The April 2010 Daring Bakers’ challenge was hosted by Esther of The Lilac Kitchen. She challenged everyone to make a traditional British pudding using, if possible, a very traditional British ingredient: suet.
This was a fun challenge to make! I have used lard in pastry crust before and they really made a big difference in texture and taste. I thought suet is the same but I was told they were different. For this challenge, I used the vegetable suet version from Atora which I got from a local store in San Diego selling grocery items from the UK. My local butcher didn’t have suet (at least not in time for me to make the challenge before I left for a trip) but I would have loved to try these pudding next time using the real thing.
Years ago, I was introduced to this oddly-named dessert at a pub in London. My husband and I were killing time at Harrod’s (or maybe just me…LOL) and we found this quaint pub right across the street. As I was reading the menu on the board, I happen upon one called a SPOTTED DICK. I’m sure my giggles did not surprise the pub owner while I placed my order. I did not ask what it was, wasn’t even sure it was a dessert. Just ordered it, wanting to be surprised. Darn, the pudding was good!! Served as a slice from a roll, filled with brandy-soaked currants and drizzled with warm devon cream, I was pleasantly surprised. I have seen many different versions of this pudding, some with nuts, peel, dried grapes and they were all good. This month’s challenge brought back those memories so I decided to make both the savory and sweet version of this traditional British pudding.
For the savory version, I made STEAK AND ONION pudding and of course, a SPOTTED DICK for the sweet version. I steamed both using a small mixing bowl and a soup bowl.
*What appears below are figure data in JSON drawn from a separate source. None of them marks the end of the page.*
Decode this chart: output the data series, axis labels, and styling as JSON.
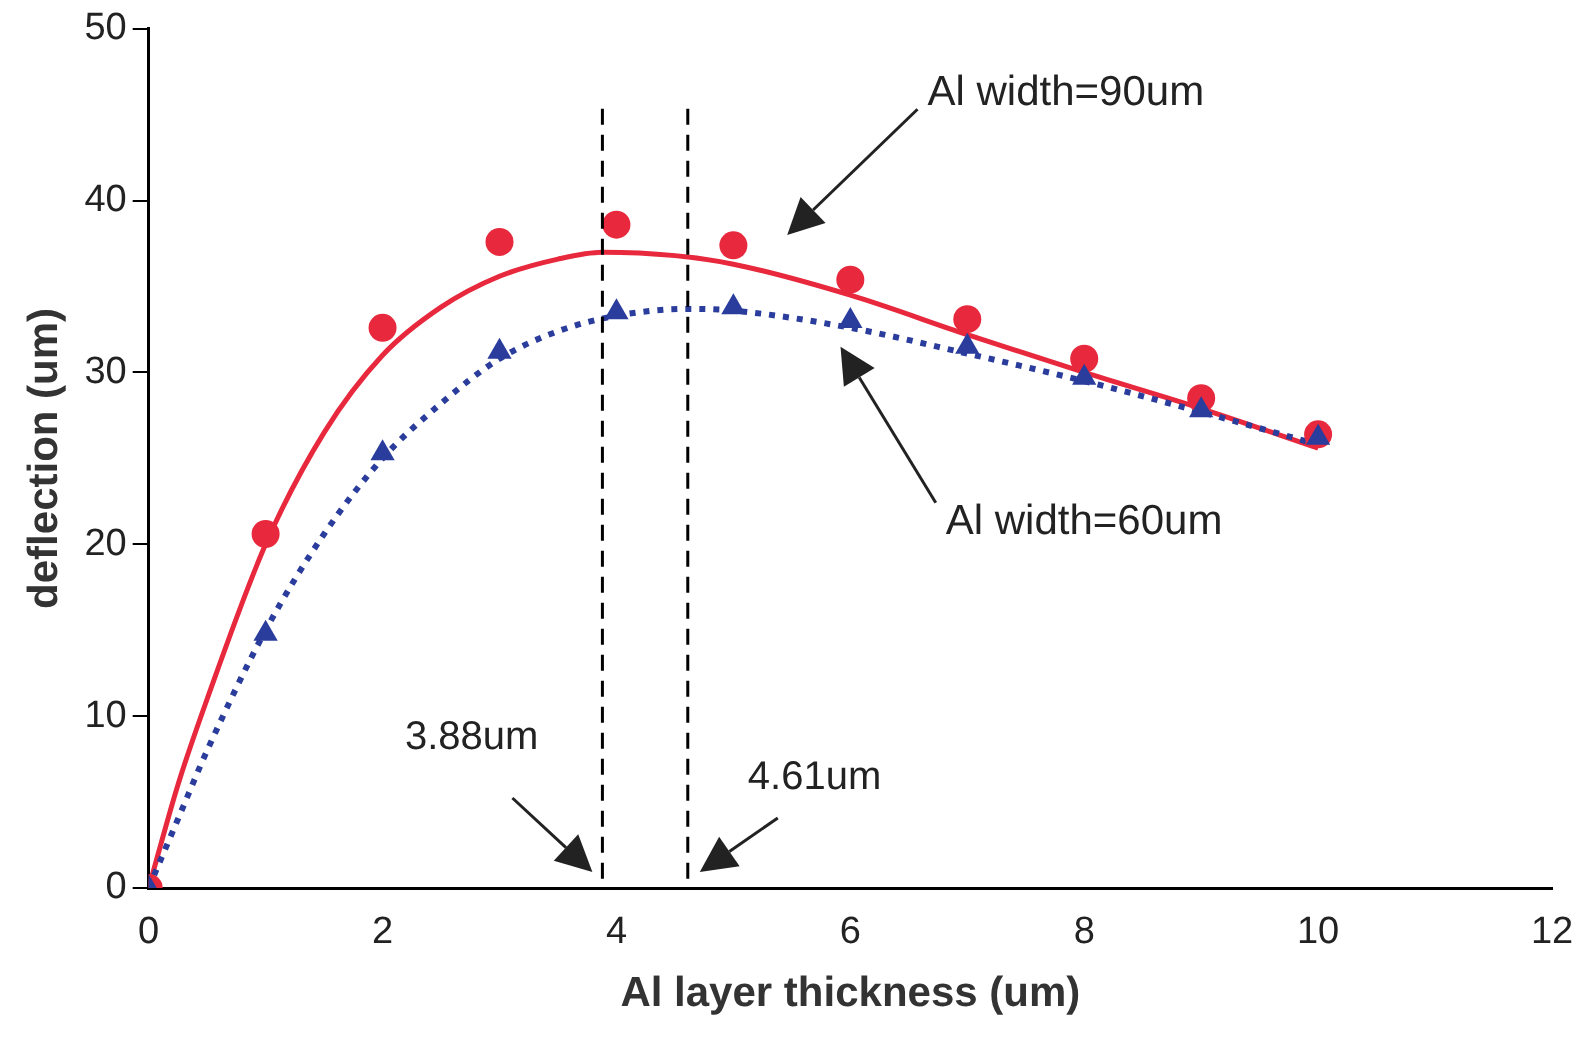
{
  "chart_data": {
    "type": "scatter",
    "xlabel": "Al layer thickness (um)",
    "ylabel": "deflection (um)",
    "x": [
      0,
      1,
      2,
      3,
      4,
      5,
      6,
      7,
      8,
      9,
      10
    ],
    "series": [
      {
        "type": "line",
        "color": "#e8283c",
        "line_style": "solid",
        "marker": "none",
        "x": [
          0,
          0.25,
          0.5,
          1,
          1.5,
          2,
          2.5,
          3,
          3.5,
          3.88,
          4.5,
          5,
          6,
          7,
          8,
          9,
          10
        ],
        "values": [
          0,
          6,
          11,
          20,
          26.5,
          31,
          33.8,
          35.6,
          36.6,
          37,
          36.8,
          36.3,
          34.5,
          32.2,
          30,
          27.9,
          25.6
        ]
      },
      {
        "type": "line",
        "color": "#2a3c9c",
        "line_style": "dotted",
        "marker": "none",
        "x": [
          0,
          0.25,
          0.5,
          1,
          1.5,
          2,
          2.5,
          3,
          3.5,
          4,
          4.61,
          5,
          6,
          7,
          8,
          9,
          10
        ],
        "values": [
          0,
          4,
          8,
          15,
          20.6,
          25,
          28.2,
          30.8,
          32.4,
          33.3,
          33.7,
          33.6,
          32.6,
          31.1,
          29.5,
          27.7,
          25.8
        ]
      },
      {
        "color": "#e8283c",
        "marker": "circle",
        "values": [
          0,
          20.6,
          32.6,
          37.6,
          38.6,
          37.4,
          35.4,
          33.1,
          30.8,
          28.5,
          26.4
        ]
      },
      {
        "color": "#2a3c9c",
        "marker": "triangle",
        "values": [
          0,
          14.8,
          25.3,
          31.2,
          33.5,
          33.8,
          33,
          31.5,
          29.7,
          27.8,
          26.2
        ]
      }
    ],
    "xlim": [
      0,
      12
    ],
    "xticks": [
      0,
      2,
      4,
      6,
      8,
      10,
      12
    ],
    "ylim": [
      0,
      50
    ],
    "yticks": [
      0,
      10,
      20,
      30,
      40,
      50
    ],
    "grid": false,
    "legend": false,
    "ref_lines": [
      {
        "axis": "x",
        "value": 3.88,
        "label": "3.88um",
        "line_style": "dashed",
        "color": "#000000"
      },
      {
        "axis": "x",
        "value": 4.61,
        "label": "4.61um",
        "line_style": "dashed",
        "color": "#000000"
      }
    ],
    "annotations": [
      "Al width=90um",
      "Al width=60um"
    ]
  }
}
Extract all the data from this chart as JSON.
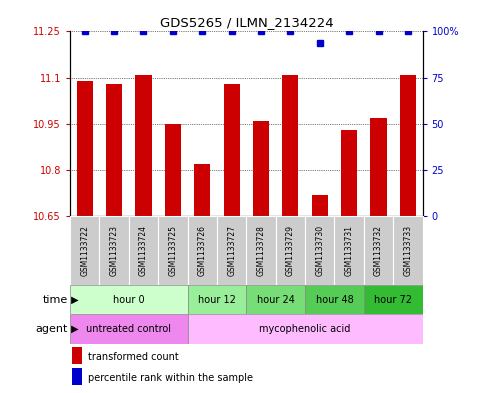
{
  "title": "GDS5265 / ILMN_2134224",
  "samples": [
    "GSM1133722",
    "GSM1133723",
    "GSM1133724",
    "GSM1133725",
    "GSM1133726",
    "GSM1133727",
    "GSM1133728",
    "GSM1133729",
    "GSM1133730",
    "GSM1133731",
    "GSM1133732",
    "GSM1133733"
  ],
  "bar_values": [
    11.09,
    11.08,
    11.11,
    10.95,
    10.82,
    11.08,
    10.96,
    11.11,
    10.72,
    10.93,
    10.97,
    11.11
  ],
  "percentile_values": [
    100,
    100,
    100,
    100,
    100,
    100,
    100,
    100,
    94,
    100,
    100,
    100
  ],
  "bar_color": "#cc0000",
  "percentile_color": "#0000cc",
  "ylim_left": [
    10.65,
    11.25
  ],
  "ylim_right": [
    0,
    100
  ],
  "yticks_left": [
    10.65,
    10.8,
    10.95,
    11.1,
    11.25
  ],
  "yticks_right": [
    0,
    25,
    50,
    75,
    100
  ],
  "ytick_labels_left": [
    "10.65",
    "10.8",
    "10.95",
    "11.1",
    "11.25"
  ],
  "ytick_labels_right": [
    "0",
    "25",
    "50",
    "75",
    "100%"
  ],
  "time_groups": [
    {
      "label": "hour 0",
      "start": 0,
      "end": 4,
      "color": "#ccffcc"
    },
    {
      "label": "hour 12",
      "start": 4,
      "end": 6,
      "color": "#99ee99"
    },
    {
      "label": "hour 24",
      "start": 6,
      "end": 8,
      "color": "#77dd77"
    },
    {
      "label": "hour 48",
      "start": 8,
      "end": 10,
      "color": "#55cc55"
    },
    {
      "label": "hour 72",
      "start": 10,
      "end": 12,
      "color": "#33bb33"
    }
  ],
  "agent_groups": [
    {
      "label": "untreated control",
      "start": 0,
      "end": 4,
      "color": "#ee88ee"
    },
    {
      "label": "mycophenolic acid",
      "start": 4,
      "end": 12,
      "color": "#ffbbff"
    }
  ],
  "legend_bar_label": "transformed count",
  "legend_pct_label": "percentile rank within the sample",
  "xlabel_time": "time",
  "xlabel_agent": "agent",
  "bg_color": "#ffffff",
  "sample_bg_color": "#cccccc",
  "border_color": "#888888"
}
Here are the recipes provided by the host.
SUET PASTRY CRUST
Pudding Crust for both Savoury Pudding or Sweet Pudding (using suet or a suet substitute):
(250 grams/12 ounces) Self-raising flour (Note* If you cannot find self-raising flour, use a combination of all-purpose flour and baking powder.)
(175 grams/6 ounces) Shredded suet or suet substitute (i.e., Vegetable Suet, Crisco, Lard)
(a pinch) Salt and pepper (Note* If making a savory dish, can be replaced with spices for sweet if wished.)
(210 millilitres/a little less than a cup) Water (Note* You can use a milk or a water and milk mix for a richer pastry.)
1. Mix the flour and suet together.
2. Season the flour and suet mixture with salt and pepper if savory and just a bit of salt and/or spices if sweet.
3. Add the water, a tablespoonful at a time, as you mix the ingredients together. Make up the pastry to firm an elastic dough that leaves the bowl clean. The liquid amounts are only an estimate and most recipes just say water to mix. Don’t over handle the pastry or it will be too hard.
4. Reserve a quarter for the lid and roll out the rest and line a well-greased bowl.
5. At this point add your filling.. a couple of options are give below but have fun and go wild!
6. Roll the final piece of pastry out into a circle big enough to cover the top of the basin, dampen the edges and put in position on the pudding, pinching the edges together to seal.
7. Seal well and cover with a double sheet of foil – pleated in the centre to allow room for expansion while cooking. Secure with string, and place it in a steamer over boiling water.
8. Steam for up to 5 hours, you may need to add more boiling water halfway through or possibly more often. There is a lot of leeway in this steaming time and different recipes give different steaming times. Delia Smith says 5 hours for Steak and kidney where as Mrs Beeton says 2.5 for a similar dish! One way to tell that it is cooked is when the pastry changes colour and goes from white to a sort of light golden brown. It is also hard to over steam a pudding so you can leave it bubbling away until you are ready.
Steak and Onion Pudding
1 full amount of suet crust (see recipe above)
(450 grams/about 1 pound) Chuck steak
(225 grams/about 1/2 a pound) Ox kidney (I omitted this part and just used steak pieces)
1 medium-sized onion (I added about 2 tbs chopped fresh parsley as well)
2 teaspoons well-seasoned flour (flour with pepper and a pinch of dry mustard)
splash of Worcestershire sauce (I also added a splash of Madeira wine with the water to add flavor to the gravy. )
1. Chop the steak and kidney into fairly small cubes, toss them in seasoned flour, then add them to the pastry lined basin.
2. Pop the onion slices in here and there.
3. Add enough cold water to reach almost to the top of the meat (I used Madeira wine, or red wine if preferred. Make sure you add enough liquid or the pudding will be dry as in my photo which obviously did not have enough gravy! It should have gooey, drippy gravy coming out of the slice when cut….yummmm!) and sprinkle in a few drops of Worcestershire sauce and season with salt and pepper.
4. Follow the rest of the instructions in the crust recipe to finish pudding.
5. Cook for at least 2.5 hours (Mrs Beeton) up to 5 hours (Delia Smith).
SPOTTED DICK (sponge type steamed suet pudding)
(100 grams/4 ounces) All-purpose flour
(1/4 teaspoon) salt
(1.5 teaspoons) Baking powder
(100 grams/4 ounces) breadcrumbs
(75 grams/3 ounces) Caster sugar
(75 grams/ 3 ounces) Shredded suet or suet substitute (i.e., Vegetable Suet, Crisco, Lard)
(1) large egg
(6 to 8 tablespoons) Cold milk
75 grams dried currants pre-soaked in brandy
1. Sift flour, salt and baking powder into bowl.
2. Add breadcrumbs, sugar and suet.
3. Mix to a soft batter with beaten egg and milk. Add currants and mix thoroughly using a spatula.
4. Turn into a buttered 1 litre/ 2pint pudding basin and cover securely with buttered greaseproof paper or aluminum foil.
5. Steam steadily for 2.5 to 3 hours
6. Turn out onto warm plate, Serve with sweet sauce to taste such as custard, caramel or a sweetened fruit sauce.
I used Bird’s custard sauce following the recipe from the can.
Thank you, Esther, for a wonderful experience!!